Para quem conhece e vivencia, dispensa comentários. Para quem não conhece, vou resumir: A festa da Trindade completou esse ano, 170 anos, já é a segunda maior romaria do Brasil, só perdendo para a festa de Nossa Senhora Aparecida, em Aparecida do Norte - SP.

De Goiânia para Trindade, existe uma pista lateral à rodovia (Rodovia dos romeiros), destinada aos caminhantes. É um surpreendente mar de pessoas, difícil de descrever ou imaginar. Só vendo mesmo para se ter a real idéia. Claro que muita gente vai pela farra, pela brincadeira de grupos e que chegando lá, nem se aproxima da igreja, que fica em um elevado, se limitando a ficar na muvuca dos bares e afins. Tudo bem, cada um na sua.

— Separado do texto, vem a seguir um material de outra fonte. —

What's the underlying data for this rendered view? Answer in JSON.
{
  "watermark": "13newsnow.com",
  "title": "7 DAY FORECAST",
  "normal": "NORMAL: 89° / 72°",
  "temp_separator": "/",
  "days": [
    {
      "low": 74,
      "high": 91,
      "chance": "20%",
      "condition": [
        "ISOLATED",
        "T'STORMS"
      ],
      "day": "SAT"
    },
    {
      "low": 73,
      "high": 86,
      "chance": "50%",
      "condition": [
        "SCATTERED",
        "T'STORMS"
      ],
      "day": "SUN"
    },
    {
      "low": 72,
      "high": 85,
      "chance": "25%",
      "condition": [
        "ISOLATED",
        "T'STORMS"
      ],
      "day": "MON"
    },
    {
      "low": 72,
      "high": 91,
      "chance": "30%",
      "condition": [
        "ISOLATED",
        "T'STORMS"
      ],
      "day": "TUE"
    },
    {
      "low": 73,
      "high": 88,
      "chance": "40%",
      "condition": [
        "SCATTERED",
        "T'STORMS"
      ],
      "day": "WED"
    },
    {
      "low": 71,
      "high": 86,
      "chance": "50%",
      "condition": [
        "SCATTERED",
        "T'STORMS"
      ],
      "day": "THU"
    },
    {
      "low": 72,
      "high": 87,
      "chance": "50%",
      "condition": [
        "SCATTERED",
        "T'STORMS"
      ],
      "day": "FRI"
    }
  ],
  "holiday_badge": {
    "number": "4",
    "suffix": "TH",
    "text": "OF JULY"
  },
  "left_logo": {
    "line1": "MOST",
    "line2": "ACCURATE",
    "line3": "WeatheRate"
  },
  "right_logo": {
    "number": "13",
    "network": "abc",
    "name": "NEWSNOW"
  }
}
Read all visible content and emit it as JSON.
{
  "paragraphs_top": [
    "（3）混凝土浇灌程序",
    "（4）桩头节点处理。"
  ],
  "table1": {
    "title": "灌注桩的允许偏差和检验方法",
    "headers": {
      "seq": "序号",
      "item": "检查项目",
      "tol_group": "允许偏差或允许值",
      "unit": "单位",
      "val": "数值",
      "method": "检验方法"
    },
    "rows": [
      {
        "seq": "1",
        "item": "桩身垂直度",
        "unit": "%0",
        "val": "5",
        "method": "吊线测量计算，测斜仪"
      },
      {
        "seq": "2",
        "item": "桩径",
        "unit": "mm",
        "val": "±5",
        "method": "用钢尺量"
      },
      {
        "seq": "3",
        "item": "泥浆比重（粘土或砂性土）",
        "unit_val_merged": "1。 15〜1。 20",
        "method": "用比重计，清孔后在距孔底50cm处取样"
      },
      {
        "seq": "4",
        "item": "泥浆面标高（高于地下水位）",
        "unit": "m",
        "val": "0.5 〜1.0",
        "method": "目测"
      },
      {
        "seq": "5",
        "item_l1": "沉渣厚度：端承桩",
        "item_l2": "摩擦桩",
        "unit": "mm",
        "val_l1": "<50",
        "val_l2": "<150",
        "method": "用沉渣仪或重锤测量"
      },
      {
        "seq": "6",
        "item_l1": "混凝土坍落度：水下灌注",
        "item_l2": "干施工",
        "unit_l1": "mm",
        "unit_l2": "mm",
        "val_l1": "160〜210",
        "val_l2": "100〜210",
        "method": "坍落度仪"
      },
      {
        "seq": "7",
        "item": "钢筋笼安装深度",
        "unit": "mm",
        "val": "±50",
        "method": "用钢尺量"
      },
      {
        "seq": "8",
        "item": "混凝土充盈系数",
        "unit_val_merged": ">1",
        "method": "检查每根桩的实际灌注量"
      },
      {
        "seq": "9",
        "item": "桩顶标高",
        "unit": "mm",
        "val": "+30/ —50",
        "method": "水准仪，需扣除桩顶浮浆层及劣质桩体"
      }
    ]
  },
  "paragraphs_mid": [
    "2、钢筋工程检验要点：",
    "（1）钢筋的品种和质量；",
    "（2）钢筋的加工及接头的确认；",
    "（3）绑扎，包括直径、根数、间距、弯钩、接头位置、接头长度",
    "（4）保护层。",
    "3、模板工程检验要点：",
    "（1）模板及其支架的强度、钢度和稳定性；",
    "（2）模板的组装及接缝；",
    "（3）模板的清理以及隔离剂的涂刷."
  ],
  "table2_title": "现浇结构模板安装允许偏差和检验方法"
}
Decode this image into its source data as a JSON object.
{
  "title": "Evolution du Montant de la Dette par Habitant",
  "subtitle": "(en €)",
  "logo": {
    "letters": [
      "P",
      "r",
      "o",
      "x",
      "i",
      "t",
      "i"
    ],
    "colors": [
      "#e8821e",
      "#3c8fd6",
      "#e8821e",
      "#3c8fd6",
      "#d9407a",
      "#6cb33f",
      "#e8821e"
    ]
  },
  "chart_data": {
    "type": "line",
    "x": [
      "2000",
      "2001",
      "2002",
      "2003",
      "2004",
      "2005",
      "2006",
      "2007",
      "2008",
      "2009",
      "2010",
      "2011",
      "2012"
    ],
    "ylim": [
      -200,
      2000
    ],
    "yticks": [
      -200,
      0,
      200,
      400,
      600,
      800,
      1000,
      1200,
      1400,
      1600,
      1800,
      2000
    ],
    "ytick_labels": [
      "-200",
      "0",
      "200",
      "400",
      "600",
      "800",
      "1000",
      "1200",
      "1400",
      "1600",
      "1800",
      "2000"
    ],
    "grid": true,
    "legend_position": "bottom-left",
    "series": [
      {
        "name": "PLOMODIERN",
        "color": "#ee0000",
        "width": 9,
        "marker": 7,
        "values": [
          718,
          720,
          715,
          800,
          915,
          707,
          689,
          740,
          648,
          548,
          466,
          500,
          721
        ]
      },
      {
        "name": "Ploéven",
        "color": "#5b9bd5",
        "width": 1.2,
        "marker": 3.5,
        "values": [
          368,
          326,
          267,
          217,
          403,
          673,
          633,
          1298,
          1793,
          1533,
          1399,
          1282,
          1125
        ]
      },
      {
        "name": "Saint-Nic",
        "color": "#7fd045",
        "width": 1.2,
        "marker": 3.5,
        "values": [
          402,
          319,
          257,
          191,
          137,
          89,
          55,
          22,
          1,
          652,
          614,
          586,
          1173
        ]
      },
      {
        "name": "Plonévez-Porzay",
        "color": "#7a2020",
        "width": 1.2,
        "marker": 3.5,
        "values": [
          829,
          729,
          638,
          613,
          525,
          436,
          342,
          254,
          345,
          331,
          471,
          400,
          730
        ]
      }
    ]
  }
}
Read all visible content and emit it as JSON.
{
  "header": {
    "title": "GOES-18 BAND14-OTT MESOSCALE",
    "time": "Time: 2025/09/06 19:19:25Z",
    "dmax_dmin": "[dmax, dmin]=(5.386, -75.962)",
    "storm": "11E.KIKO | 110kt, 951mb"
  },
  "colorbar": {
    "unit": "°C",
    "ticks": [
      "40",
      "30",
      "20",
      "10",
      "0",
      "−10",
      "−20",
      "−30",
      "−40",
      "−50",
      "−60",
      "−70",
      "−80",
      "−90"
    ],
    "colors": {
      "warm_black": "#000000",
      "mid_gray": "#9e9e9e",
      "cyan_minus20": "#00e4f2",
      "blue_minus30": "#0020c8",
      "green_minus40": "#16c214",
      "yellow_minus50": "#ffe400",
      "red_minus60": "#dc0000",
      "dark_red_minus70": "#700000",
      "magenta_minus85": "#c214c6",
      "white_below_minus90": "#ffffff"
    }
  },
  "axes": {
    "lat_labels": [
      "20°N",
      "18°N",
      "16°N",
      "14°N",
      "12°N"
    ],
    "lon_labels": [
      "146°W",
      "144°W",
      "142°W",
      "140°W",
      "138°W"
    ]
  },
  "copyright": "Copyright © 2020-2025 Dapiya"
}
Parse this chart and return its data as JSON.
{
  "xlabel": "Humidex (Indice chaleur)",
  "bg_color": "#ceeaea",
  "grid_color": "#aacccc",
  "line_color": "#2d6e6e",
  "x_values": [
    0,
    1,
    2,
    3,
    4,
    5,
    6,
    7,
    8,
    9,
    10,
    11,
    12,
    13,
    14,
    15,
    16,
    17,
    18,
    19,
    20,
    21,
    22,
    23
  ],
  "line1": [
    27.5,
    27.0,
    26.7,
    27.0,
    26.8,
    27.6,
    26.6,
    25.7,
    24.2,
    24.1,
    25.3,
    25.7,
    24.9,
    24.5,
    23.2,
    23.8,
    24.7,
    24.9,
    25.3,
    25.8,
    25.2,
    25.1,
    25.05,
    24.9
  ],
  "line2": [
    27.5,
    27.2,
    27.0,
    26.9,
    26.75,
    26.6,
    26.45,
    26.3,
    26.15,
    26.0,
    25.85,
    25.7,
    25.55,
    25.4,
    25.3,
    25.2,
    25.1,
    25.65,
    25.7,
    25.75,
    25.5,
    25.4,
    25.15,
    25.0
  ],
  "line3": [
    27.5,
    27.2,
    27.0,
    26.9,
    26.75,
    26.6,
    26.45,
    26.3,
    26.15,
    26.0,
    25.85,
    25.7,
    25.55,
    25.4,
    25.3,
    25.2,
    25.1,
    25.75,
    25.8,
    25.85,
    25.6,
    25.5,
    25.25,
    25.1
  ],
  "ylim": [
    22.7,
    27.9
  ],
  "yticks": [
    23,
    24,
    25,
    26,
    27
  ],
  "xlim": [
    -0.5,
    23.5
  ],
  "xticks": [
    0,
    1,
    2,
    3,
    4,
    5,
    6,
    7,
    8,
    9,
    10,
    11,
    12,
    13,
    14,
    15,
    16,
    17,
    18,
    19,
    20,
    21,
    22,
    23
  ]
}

Mas quem vai pela fé, pela oração, faz uma viagem de pequenos grupos de amigos e familiares ou solitário, (esse ano eu fui sozinho), e é uma caminhada de algumas horas de calos nos pés e dores musculares. Ao se chegar na igreja, se percebe que muita gente tem dificuldade de subir as escadarias, tamanha a exaustão muscular. Muitas pessoas sobem-nas ajoelhadas. Percebe-se claramente a dor física, a fadiga, a exaustão. E percebe-se também, a paz absoluta que aquelas pessoas vivenciam, associada à emoção. É um lugar de energia boa, onde se sente desarmado, onde se tem coragem de se misturar à multidão, fazer parte dela. Onde não se precisa esconder as lágrimas, onde o coração é o senhor do momento.

Eu pessoalmente, terminei com dores nos joelhos e nos pés, mas graças às caminhadas habituais, não sofri tanto.

Às 05:00 hs, começa a alvorada, com queima fogos, hinos, e às 06:00 hs a missa campal. É um momento maravilhoso, emocionante, onde a dor se mistura à emoção e fica difícil evitar chorar. Eu nem tento evitar. Nem preciso, embora seja meio desajeitado pra isso, mas e daí? Quem não chora? Me juntei aos meus queridos que foram de veículos, participamos juntos da missa, foi mais um motivo para estar em paz.

É uma emoção imensa, de comunhão com Deus. É saber que a gente pode, que consegue. É a alegria de estar naquela multidão de pessoas e fazer parte dela. É uma paz intensa no coração. É uma oportunidade de dizer “Obrigado por tudo, meu Deus!”. E nessa hora a dor física e a fadiga ficam insignificantes.

Daí a indagação: as pessoas gostam de sofrer? Se sentem bem? Pergunto porque a faço a mais de dez anos e toda vez é a mesma coisa: dores musculares, frio, cansaço, e a mesma determinação: “Ano que vem estarei fazendo a caminhada novamente”.

E nesse pensamento estão as milhares de pessoas que fazem o percurso. Ou muito maiores. Tem família e grupos de amigos que fazem a caminhada por 200, 300, 400 km. Sofrem, se dilaceram os pés, se desnutrem, passam frio, mas se perguntados, todos dirão que valeu a pena sim e que farão tudo novamente no próximo ano e no próximo e no próximo...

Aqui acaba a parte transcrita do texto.